Caught by the River

Jeb's Jukebox

Jeb Loy Nichols | 31st March 2015

15. who


Who
The Montgomery Express
Folkways, 1974

When the water stops appearing from the taps I trace the problem back to a faulty ball valve. The valve, after twenty years, is gunged up. The mud and muck upon which we stand having slowly, relentlessly, found its way here, inside, above my head, into the coppered workings. I shoulder up, spanner in hand, into the attic rank with mouse shit. This is how I spend the morning, pulling and tightening, adjusting, cursing amongst the damp droppings.

In the afternoon I listen to The Montgomery Express. It’s something I often do. The Montgomery Express is a tonic. It makes a mockery of time. It places me firmly in the here and now; it transports me back to when I first heard it; it points the way to the future.

I once lived, thirty years ago, in New York amongst idlers and fantasists, artists and lunatics, hustlers and dummies. People on the run from what they were. Some of whom I was very fond of. Good people who were very young. Working in a shop called Record City with the best of them. It was there that I listened to Ornette Coleman and Betty Carter and Conway Twitty and The Art Ensemble Of Chicago. It was there I tried to be different.

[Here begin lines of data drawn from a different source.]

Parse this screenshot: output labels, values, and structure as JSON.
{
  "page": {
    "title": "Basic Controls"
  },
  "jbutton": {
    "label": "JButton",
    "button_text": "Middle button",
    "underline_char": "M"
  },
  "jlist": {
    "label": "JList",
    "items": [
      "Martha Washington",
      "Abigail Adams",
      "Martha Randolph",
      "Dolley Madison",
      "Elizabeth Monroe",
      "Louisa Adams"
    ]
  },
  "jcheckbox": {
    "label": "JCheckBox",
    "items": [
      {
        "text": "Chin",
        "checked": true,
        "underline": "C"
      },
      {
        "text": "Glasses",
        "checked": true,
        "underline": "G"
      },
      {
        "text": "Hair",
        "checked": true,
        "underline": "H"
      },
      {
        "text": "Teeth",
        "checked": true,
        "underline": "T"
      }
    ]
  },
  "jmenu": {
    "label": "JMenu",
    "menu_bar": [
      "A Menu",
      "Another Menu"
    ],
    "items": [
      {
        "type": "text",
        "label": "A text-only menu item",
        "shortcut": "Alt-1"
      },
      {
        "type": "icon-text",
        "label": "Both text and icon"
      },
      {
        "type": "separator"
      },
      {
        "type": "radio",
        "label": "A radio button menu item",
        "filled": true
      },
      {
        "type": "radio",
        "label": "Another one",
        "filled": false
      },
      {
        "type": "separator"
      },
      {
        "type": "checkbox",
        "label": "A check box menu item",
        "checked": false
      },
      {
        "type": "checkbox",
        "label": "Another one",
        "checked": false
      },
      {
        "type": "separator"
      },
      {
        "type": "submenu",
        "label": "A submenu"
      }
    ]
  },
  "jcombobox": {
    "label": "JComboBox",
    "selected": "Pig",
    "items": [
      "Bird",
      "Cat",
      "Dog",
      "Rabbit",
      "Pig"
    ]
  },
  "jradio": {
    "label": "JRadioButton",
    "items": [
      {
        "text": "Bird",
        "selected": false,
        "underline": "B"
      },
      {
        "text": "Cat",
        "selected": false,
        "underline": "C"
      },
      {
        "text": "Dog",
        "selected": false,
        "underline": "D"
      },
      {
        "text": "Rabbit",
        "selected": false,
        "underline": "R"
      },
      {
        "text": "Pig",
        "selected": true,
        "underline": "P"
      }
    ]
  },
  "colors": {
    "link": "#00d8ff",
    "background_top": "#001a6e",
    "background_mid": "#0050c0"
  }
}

It was there I first heard The Montgomery Express. We bought a few boxes of Folkways cut outs and there it was, among the spoken word records and the folk and blues records, among the field recordings and ethnic records. A perfect slice of Southern soul. I played it constantly until, under threat of being sacked, I was made to quit.

While I listen I look out my window. I can see what? Ten, twenty feet, no more. The birch, the wheel barrow, the pathway through the bracken, all gone. The fog flows and settles while I watch. The stream has swollen, the brown water carries large sticks and branches. I watch a hat swish by. Leaves too and clumps of hay. The hat, of the kind given away to farmers, is red and white with a dark peak. A logo of some description on the front.

While I listen and remember, listen and remember.